We have seen workers embrace AI solutions using our industrial data platform as it gives them instant actionable information to help them do their job. For example, thousands of operational sensors feed data hubs where crews working on an oil platform have millions of data points to consider while operating and maintaining the rig. Most legacy systems on those rigs silo data and information critical for operations, maintenance, investment, and efficiency decisions. Using AI through digital twins, photogrammetry, physics simulations, and robotics provides real-time solutions and democratizes access to these assets on the rig. Duties that are driven by routine or repetition are freed up so workers can focus attention and creativity elsewhere.
Rigzone: Are there any common misconceptions about AI in oil and gas that you’d like to correct?

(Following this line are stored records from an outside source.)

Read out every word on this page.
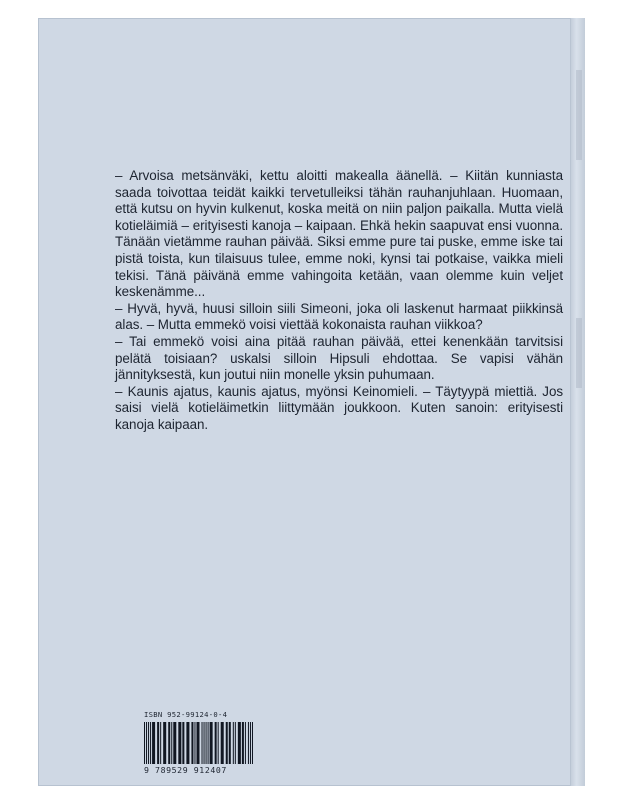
– Arvoisa metsänväki, kettu aloitti makealla äänellä. – Kiitän kunniasta saada toivottaa teidät kaikki tervetulleiksi tähän rauhanjuhlaan. Huomaan, että kutsu on hyvin kulkenut, koska meitä on niin paljon paikalla. Mutta vielä kotieläimiä – erityisesti kanoja – kaipaan. Ehkä hekin saapuvat ensi vuonna. Tänään vietämme rauhan päivää. Siksi emme pure tai puske, emme iske tai pistä toista, kun tilaisuus tulee, emme noki, kynsi tai potkaise, vaikka mieli tekisi. Tänä päivänä emme vahingoita ketään, vaan olemme kuin veljet keskenämme...

– Hyvä, hyvä, huusi silloin siili Simeoni, joka oli laskenut harmaat piikkinsä alas. – Mutta emmekö voisi viettää kokonaista rauhan viikkoa?

– Tai emmekö voisi aina pitää rauhan päivää, ettei kenenkään tarvitsisi pelätä toisiaan? uskalsi silloin Hipsuli ehdottaa. Se vapisi vähän jännityksestä, kun joutui niin monelle yksin puhumaan.

– Kaunis ajatus, kaunis ajatus, myönsi Keinomieli. – Täytyypä miettiä. Jos saisi vielä kotieläimetkin liittymään joukkoon. Kuten sanoin: erityisesti kanoja kaipaan.

ISBN 952-99124-0-4
9 789529 912407
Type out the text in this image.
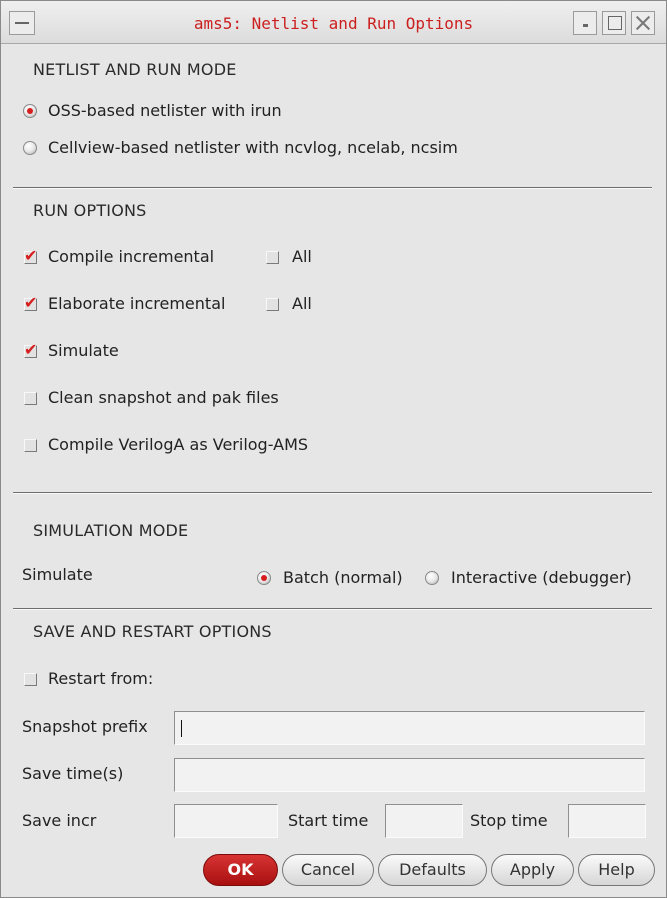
ams5: Netlist and Run Options
NETLIST AND RUN MODE
OSS-based netlister with irun
Cellview-based netlister with ncvlog, ncelab, ncsim
RUN OPTIONS
✔
Compile incremental	All
✔
Elaborate incremental	All
✔
Simulate
Clean snapshot and pak files
Compile VerilogA as Verilog-AMS
SIMULATION MODE
Simulate	Batch (normal)	Interactive (debugger)
SAVE AND RESTART OPTIONS
Restart from:
Snapshot prefix
Save time(s)
Save incr	Start time	Stop time
OK	Cancel	Defaults	Apply	Help
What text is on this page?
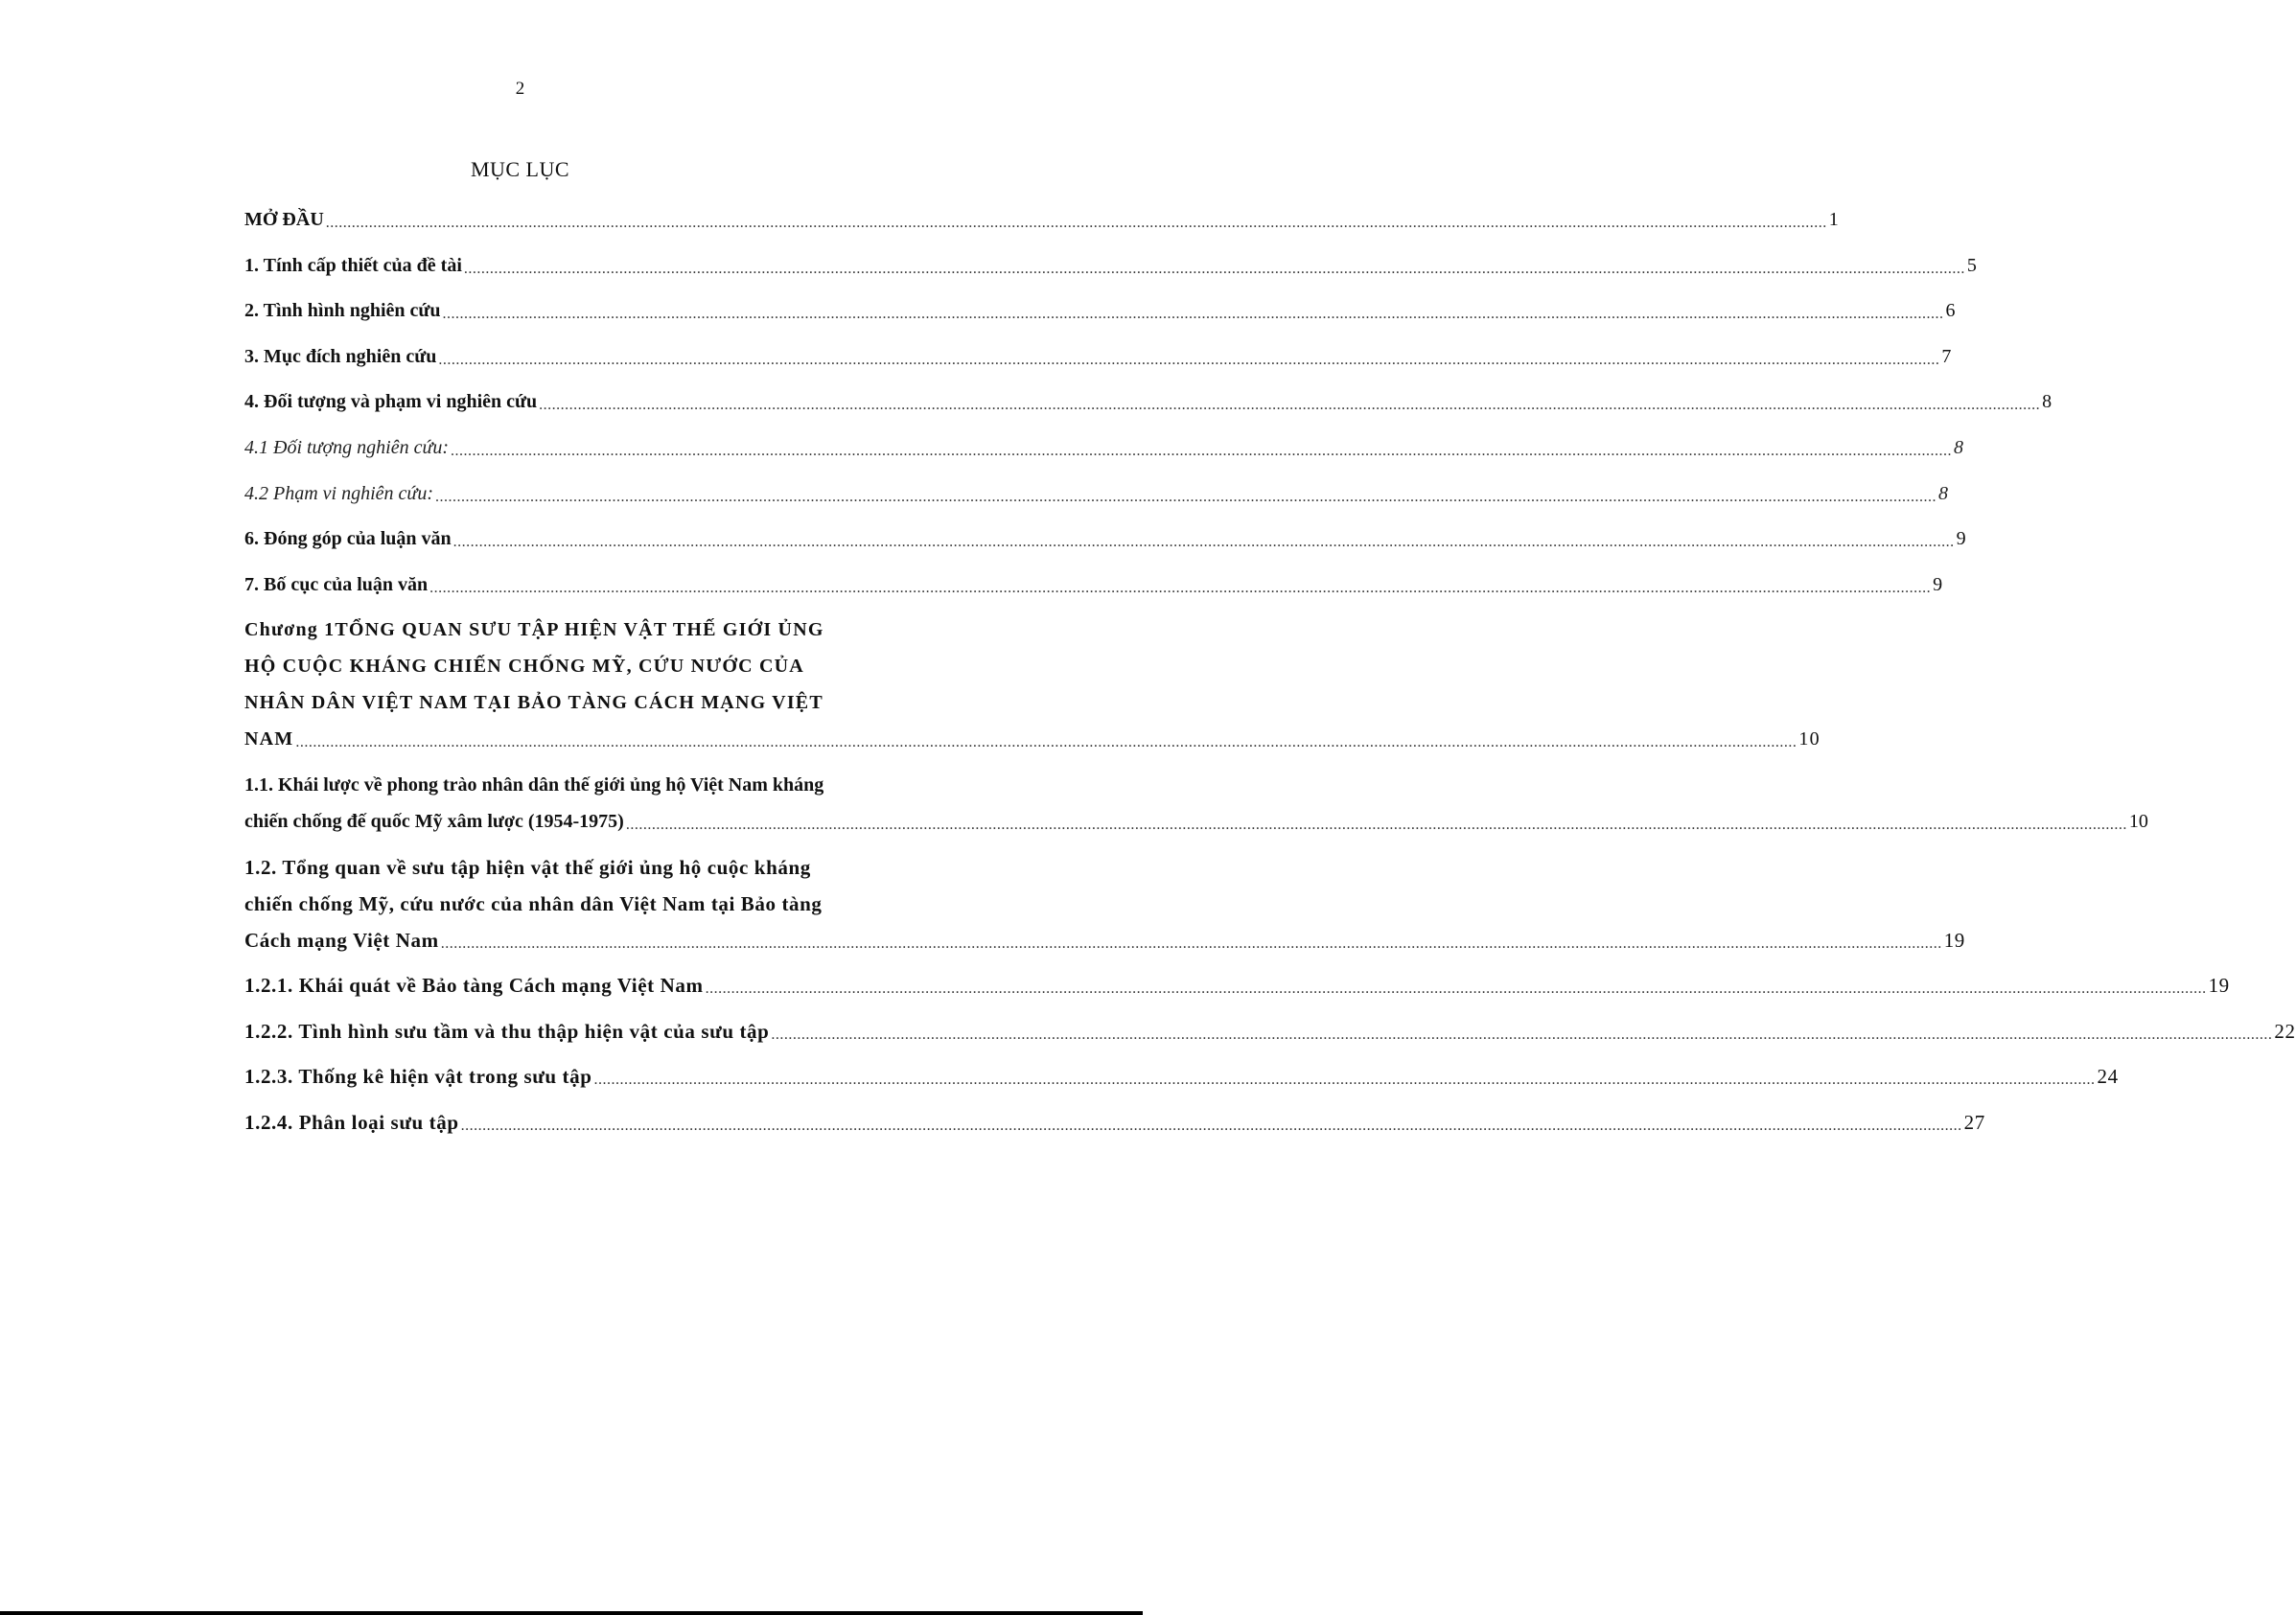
2
MỤC LỤC
MỞ ĐẦU ............................................................................................................................................................................................................................................................................................................................................................ 1
1. Tính cấp thiết của đề tài ............................................................................................................................................................................................................................................................................................................................................................ 5
2. Tình hình nghiên cứu ............................................................................................................................................................................................................................................................................................................................................................ 6
3. Mục đích nghiên cứu ............................................................................................................................................................................................................................................................................................................................................................ 7
4. Đối tượng và phạm vi nghiên cứu ............................................................................................................................................................................................................................................................................................................................................................ 8
4.1 Đối tượng nghiên cứu: ............................................................................................................................................................................................................................................................................................................................................................ 8
4.2 Phạm vi nghiên cứu: ............................................................................................................................................................................................................................................................................................................................................................ 8
6. Đóng góp của luận văn ............................................................................................................................................................................................................................................................................................................................................................ 9
7. Bố cục của luận văn ............................................................................................................................................................................................................................................................................................................................................................ 9
Chương 1TỔNG QUAN SƯU TẬP HIỆN VẬT THẾ GIỚI ỦNG
HỘ CUỘC KHÁNG CHIẾN CHỐNG MỸ, CỨU NƯỚC CỦA
NHÂN DÂN VIỆT NAM TẠI BẢO TÀNG CÁCH MẠNG VIỆT
NAM ............................................................................................................................................................................................................................................................................................................................................................ 10
1.1. Khái lược về phong trào nhân dân thế giới ủng hộ Việt Nam kháng
chiến chống đế quốc Mỹ xâm lược (1954-1975) ............................................................................................................................................................................................................................................................................................................................................................ 10
1.2. Tổng quan về sưu tập hiện vật thế giới ủng hộ cuộc kháng
chiến chống Mỹ, cứu nước của nhân dân Việt Nam tại Bảo tàng
Cách mạng Việt Nam ............................................................................................................................................................................................................................................................................................................................................................ 19
1.2.1. Khái quát về Bảo tàng Cách mạng Việt Nam ............................................................................................................................................................................................................................................................................................................................................................ 19
1.2.2. Tình hình sưu tầm và thu thập hiện vật của sưu tập ............................................................................................................................................................................................................................................................................................................................................................ 22
1.2.3. Thống kê hiện vật trong sưu tập ............................................................................................................................................................................................................................................................................................................................................................ 24
1.2.4. Phân loại sưu tập ............................................................................................................................................................................................................................................................................................................................................................ 27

Lervik: AI is not going to replace people, but rather empower people to both be more effective and also – importantly – free time for more creative, higher-value activities.
To assist with this transition, we at Cognite have developed an industrial digital academy, targeted at both blue-collar and white-collar workers. This was initially available in Norway and is now being rolled out internationally – including in the Middle East through our collaboration with Saudi Aramco.
Rigzone: Looking onward, what are some facets of AI that we should increasingly see in oil and gas? How can individual firms within the industry integrate these changes?
Lervik: I believe we will continue to see democratization of data use, meaning that vast quantities of data – live and historical – will be available for decision-making for everyone in the industry. In the same way that digitalization has abstracted complexity from our private lives – it will do that in the industry, too. We are able to connect our smartphone to the light switch at home not because we know how to code, but because the technology is abstracting the complexity and enabling us to do it through a simple visual user interface. The same will happen in the industry.